- Origin: Shibuya, Tokyo, Japan
- Genres: Pico-pico;
- Years active: 1997–present
- Label: STUBBIE RECORDS (a.k.a. Vroom Sound)
- Members: Tomonori Hayashibe Takeshi Wakiya

= Plus-Tech Squeeze Box =

Japanese musical duo

Plus-Tech Squeeze Box are a Japanese electronic duo formed by Tomonori Hayashibe and Takeshi Wakiya.

The frenetic sound of their first album FAKEVOX (2000) is driven by rudimentary synthesized sounds and heavily manipulated samples from a variety of sources, including jazz, big band, light music, MOR, and funk recordings ranging from the late-50s to the mid-70s. Junko Kamada provides vocals throughout the album.

Their second album, CARTOOOM!, was released in 2004. Junko Kamada is conspicuously absent, having parted ways with the band. Instead, sampled vocals and a variety of guest singers are used.

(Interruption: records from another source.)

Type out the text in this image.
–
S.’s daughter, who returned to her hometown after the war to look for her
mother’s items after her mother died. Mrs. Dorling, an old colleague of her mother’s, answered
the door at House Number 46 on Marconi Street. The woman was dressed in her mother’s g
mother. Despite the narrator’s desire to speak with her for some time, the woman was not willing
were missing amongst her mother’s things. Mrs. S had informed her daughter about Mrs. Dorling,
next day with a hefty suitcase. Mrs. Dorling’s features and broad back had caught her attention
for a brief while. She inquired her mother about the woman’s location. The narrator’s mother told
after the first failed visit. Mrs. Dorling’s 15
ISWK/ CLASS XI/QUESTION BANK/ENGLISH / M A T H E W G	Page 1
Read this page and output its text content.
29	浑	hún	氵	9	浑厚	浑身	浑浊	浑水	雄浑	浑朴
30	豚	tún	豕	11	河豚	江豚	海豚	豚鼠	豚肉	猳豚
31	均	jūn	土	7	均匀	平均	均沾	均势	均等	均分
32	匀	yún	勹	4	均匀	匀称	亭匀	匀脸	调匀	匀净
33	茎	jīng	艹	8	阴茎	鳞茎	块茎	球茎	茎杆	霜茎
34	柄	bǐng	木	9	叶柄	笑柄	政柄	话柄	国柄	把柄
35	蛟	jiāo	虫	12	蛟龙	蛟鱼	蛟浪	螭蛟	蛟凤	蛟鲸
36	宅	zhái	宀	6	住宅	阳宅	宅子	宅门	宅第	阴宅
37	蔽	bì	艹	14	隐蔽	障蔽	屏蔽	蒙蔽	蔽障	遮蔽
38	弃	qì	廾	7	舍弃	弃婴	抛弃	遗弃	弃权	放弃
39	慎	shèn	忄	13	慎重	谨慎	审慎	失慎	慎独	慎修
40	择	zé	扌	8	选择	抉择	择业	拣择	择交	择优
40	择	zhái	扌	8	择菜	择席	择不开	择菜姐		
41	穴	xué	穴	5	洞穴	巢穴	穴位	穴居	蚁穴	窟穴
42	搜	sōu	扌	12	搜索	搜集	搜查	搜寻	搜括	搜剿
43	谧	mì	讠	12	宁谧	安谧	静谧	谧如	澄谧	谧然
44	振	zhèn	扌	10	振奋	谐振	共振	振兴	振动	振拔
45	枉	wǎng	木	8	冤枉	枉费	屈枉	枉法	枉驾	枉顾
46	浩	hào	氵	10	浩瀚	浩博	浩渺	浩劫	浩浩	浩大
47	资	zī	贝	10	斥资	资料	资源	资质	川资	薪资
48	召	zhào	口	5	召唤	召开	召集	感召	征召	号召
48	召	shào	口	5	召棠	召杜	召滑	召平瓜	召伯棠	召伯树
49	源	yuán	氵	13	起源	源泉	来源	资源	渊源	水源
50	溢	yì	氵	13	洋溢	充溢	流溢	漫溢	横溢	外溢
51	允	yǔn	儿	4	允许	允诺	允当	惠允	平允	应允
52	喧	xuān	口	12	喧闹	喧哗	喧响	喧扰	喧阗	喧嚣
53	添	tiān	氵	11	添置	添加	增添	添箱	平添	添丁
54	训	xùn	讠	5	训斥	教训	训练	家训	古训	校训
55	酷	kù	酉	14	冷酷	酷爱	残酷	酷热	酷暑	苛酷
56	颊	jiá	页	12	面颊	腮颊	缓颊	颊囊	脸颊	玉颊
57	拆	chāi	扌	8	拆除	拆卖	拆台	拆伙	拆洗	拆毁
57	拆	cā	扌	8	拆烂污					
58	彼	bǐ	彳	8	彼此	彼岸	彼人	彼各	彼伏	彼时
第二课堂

They created a side project with the vocalist Tomomi Matsuda called Tropico Q in 2010. The group did covers of classic rock songs.

==Notable appearances==
They have been featured in Coca-Cola and Powerade commercials in the United Kingdom, using the song "early RISER". They also appeared on BBC Three's Adam and Joe Go Tokyo and for The SpongeBob SquarePants Movie – Music from the Movie and More.... One of their songs, including Baby P was featured on Pop'n Music 14 FEVER. They also wrote and recorded the theme tune for Pucca, which is similar to that of "early RISER". Their song "TEST ROOM" was featured in Dance Dance Revolution Universe in 2007.